TWP: EE UU debe apoyar a Almagro con la Carta Democrática

“El Gobierno Obama se ha unido inexplicablemente al coro de voces que piden un ‘diálogo’ vacío y no se ha posicionado sobre la carta de Almagro".

Publicada por: el redaccionsumarium@gmail.com @sumariumcom

(Washington, Estados Unidos. EFE) – El periódico estadounidense The Washington Post pide hoy en un editorial que el Gobierno de Barack Obama apoye al secretario general de la Organización de Estados Americanos (OEA), Luis Almagro, para que se aplique la Carta Democrática a Venezuela y aumente así la presión sobre Caracas.

“El Gobierno Obama se ha unido inexplicablemente al coro de voces que piden un ‘diálogo’ vacío y no se ha posicionado sobre la carta de Almagro. El secretario de Estado, John Kerry, quitó tiempo de su infructuosa búsqueda de negociaciones en Siria para hacer una llamada de apoyo al expresidente español José Luis Rodríguez Zapatero, que lidera el grupo de tres expresidentes que intentan promover el diálogo en Venezuela”, afirma el editorial.

“No han conseguido nada (los expresidentes) por la misma razón que Kerry ha fracasado en Siria: carecen de influencia sobre un régimen criminal e intransigente”, añade.

Por el momento solo Paraguay ha apoyado abiertamente la aplicación de la Carta pedida por Almagro este martes, un instrumento muy sensible que puede llevar a la suspensión de Venezuela del ente y que nunca antes se había activado para un Estado contra la voluntad de su Gobierno.

Almagro debe tener el apoyo de Estados Unidos.

“Este jueves Almagro reiteró su llamada a analizar a Venezuela bajo la Carta Democrática. Calcula que una presión diplomática mayor podría forzar al régimen de Nicolás Maduro a convocar un referendo (revocatorio). Almagro debe tener el apoyo de Estados Unidos”, pide el diario.

El Washington Post, que ya en enero alabó el trabajo del jefe de la OEA en otro editorial, titula hoy “Almagro, una voz valiente sobre Venezuela” y destaca que el excanciller uruguayo, que acaba de cumplir un año en el cargo, es la “excepción extraordinaria” en el “deplorable historial diplomático” de los países americanos en la cuestión venezolana.

“Mientras Venezuela ha caído en el caos económico y la crisis humanitaria, sus vecinos hemisféricos, incluido Estados Unidos, han mirado mayoritariamente para otro lado. Inútilmente, proponen ‘diálogo’ entre el régimen de Nicolás Maduro y la oposición, ignorando las desvergonzadas violaciones del orden democrático y constitucional y su negativa de larga data a negociar seriamente”, señala el editorial.
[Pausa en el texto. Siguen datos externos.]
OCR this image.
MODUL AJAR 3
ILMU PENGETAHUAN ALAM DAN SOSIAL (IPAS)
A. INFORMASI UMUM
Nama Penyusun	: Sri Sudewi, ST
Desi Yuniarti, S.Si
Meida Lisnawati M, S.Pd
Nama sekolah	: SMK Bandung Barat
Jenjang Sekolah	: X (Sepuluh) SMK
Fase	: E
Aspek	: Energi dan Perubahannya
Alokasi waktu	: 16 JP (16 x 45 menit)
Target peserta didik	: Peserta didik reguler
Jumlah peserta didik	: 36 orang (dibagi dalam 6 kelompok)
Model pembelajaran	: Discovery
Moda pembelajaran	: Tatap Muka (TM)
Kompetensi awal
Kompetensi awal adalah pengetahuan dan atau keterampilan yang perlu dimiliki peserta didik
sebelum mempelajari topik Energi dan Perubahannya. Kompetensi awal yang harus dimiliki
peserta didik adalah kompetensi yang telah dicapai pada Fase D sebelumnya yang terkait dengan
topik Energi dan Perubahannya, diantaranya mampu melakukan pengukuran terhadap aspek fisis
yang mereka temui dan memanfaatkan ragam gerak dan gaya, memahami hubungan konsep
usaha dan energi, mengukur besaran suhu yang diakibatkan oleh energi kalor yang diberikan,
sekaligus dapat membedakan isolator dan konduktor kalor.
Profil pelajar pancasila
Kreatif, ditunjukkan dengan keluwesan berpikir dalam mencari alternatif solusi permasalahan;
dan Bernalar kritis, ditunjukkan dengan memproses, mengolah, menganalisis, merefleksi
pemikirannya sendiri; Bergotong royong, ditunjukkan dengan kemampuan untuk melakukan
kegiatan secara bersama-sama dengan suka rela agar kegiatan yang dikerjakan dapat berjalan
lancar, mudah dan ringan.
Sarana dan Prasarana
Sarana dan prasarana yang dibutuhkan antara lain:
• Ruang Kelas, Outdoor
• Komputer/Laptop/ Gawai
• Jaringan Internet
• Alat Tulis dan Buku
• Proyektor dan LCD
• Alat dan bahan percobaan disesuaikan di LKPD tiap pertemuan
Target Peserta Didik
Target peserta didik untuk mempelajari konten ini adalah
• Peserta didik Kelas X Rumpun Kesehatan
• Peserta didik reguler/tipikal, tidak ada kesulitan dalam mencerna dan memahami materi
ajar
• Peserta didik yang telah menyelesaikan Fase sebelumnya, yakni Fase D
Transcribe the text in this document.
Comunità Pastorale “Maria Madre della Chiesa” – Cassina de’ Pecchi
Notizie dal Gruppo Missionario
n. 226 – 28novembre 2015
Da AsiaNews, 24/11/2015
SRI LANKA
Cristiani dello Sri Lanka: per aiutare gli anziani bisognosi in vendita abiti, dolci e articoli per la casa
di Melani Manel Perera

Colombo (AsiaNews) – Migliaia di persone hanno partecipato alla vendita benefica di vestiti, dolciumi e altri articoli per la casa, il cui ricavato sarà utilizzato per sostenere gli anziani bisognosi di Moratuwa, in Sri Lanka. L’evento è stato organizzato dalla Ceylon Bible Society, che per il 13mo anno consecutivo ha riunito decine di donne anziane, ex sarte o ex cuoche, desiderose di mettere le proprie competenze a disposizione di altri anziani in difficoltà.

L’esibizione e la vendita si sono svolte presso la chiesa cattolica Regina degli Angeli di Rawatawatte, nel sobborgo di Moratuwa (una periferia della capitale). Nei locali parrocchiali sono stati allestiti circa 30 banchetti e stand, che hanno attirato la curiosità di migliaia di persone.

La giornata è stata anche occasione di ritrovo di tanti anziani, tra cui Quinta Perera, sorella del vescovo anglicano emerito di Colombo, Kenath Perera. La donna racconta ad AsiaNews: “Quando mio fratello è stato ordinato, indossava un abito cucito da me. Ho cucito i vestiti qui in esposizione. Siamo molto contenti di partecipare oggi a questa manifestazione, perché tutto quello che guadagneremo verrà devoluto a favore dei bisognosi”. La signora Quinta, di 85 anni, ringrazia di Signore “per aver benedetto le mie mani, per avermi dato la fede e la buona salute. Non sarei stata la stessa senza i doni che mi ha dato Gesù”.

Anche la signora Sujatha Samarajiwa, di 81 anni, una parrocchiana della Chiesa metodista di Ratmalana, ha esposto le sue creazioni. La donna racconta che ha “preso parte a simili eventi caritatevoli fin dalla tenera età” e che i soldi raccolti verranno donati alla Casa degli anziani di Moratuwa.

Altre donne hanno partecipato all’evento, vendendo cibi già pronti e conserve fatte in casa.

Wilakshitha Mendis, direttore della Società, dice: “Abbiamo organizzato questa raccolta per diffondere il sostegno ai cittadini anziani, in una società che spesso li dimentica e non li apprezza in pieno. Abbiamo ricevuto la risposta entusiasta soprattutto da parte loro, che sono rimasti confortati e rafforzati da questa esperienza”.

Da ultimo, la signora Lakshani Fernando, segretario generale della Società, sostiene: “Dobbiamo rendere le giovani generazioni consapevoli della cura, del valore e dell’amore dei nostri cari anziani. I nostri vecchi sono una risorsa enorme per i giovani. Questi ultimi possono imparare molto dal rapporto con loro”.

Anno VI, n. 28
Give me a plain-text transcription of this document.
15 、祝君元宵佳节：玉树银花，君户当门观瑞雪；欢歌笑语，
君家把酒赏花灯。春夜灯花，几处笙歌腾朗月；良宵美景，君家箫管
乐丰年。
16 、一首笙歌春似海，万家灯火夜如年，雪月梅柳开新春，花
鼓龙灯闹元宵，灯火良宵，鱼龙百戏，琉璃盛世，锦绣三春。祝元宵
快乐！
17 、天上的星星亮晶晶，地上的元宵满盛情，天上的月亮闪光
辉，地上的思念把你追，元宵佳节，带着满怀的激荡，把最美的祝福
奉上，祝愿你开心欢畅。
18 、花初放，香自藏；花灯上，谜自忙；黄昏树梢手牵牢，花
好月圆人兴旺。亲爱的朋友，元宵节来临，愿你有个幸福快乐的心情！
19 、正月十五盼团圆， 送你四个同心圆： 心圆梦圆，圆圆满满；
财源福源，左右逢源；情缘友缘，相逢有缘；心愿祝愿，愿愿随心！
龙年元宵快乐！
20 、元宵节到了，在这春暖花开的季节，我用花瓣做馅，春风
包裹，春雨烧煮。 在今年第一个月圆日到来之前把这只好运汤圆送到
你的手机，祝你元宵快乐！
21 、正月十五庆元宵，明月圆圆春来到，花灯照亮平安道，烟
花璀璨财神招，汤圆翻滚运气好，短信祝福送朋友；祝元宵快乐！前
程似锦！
El Post celebra que el paso de Almagro con la activación de la Carta Democrática provocara que el miércoles el Consejo Permanente de la OEA abordara la situación venezolana por primera vez desde 2014, pero lamenta que “la cobardía y los crasos cálculos políticos de los miembros del Consejo (los embajadores de los 34 países) llevaran a hacer otra llamada anodina al diálogo”.

“La no-respuesta fue orquestada por Argentina, incluso después de que su nuevo presidente, Mauricio Macri, dijera que apoyaría la acción colectiva respecto a las violaciones a las normas democráticas en Venezuela. Pero eso era antes, la canciller de Macri (Susana Malcorra) aspira a ser elegida secretaria general de la ONU, por lo que está ansiosa por evitar el conflicto con Venezuela y su menguante banda de aliados”, apunta el editorial.

“Pero al menos Buenos Aires tiene una excusa”, añade, en contraposición al Gobierno de Barack Obama.

El Washington Post se refiere con “llamada anodina al diálogo” y “no respuesta” a la declaración aprobada el miércoles por consenso en la OEA, bajo el liderazgo de Argentina y copatrocinada por EE.UU.

El texto, breve y de cuatro puntos, apoya el diálogo nacional como solución a la “situación” del país suramericano (no habla en ningún momento de crisis) y respalda la iniciativa en marcha de la Unión de Naciones Suramericanas (Unasur) y los tres expresidentes para promoverlo.

Además, ofrece “algún curso de acción que coadyuve a la búsqueda de soluciones a su situación mediante un diálogo abierto e incluyente entre el Gobierno, otras autoridades constitucionales y todos los actores políticos y sociales de esa nación para preservar la paz y la seguridad en Venezuela con pleno respeto a su soberanía”.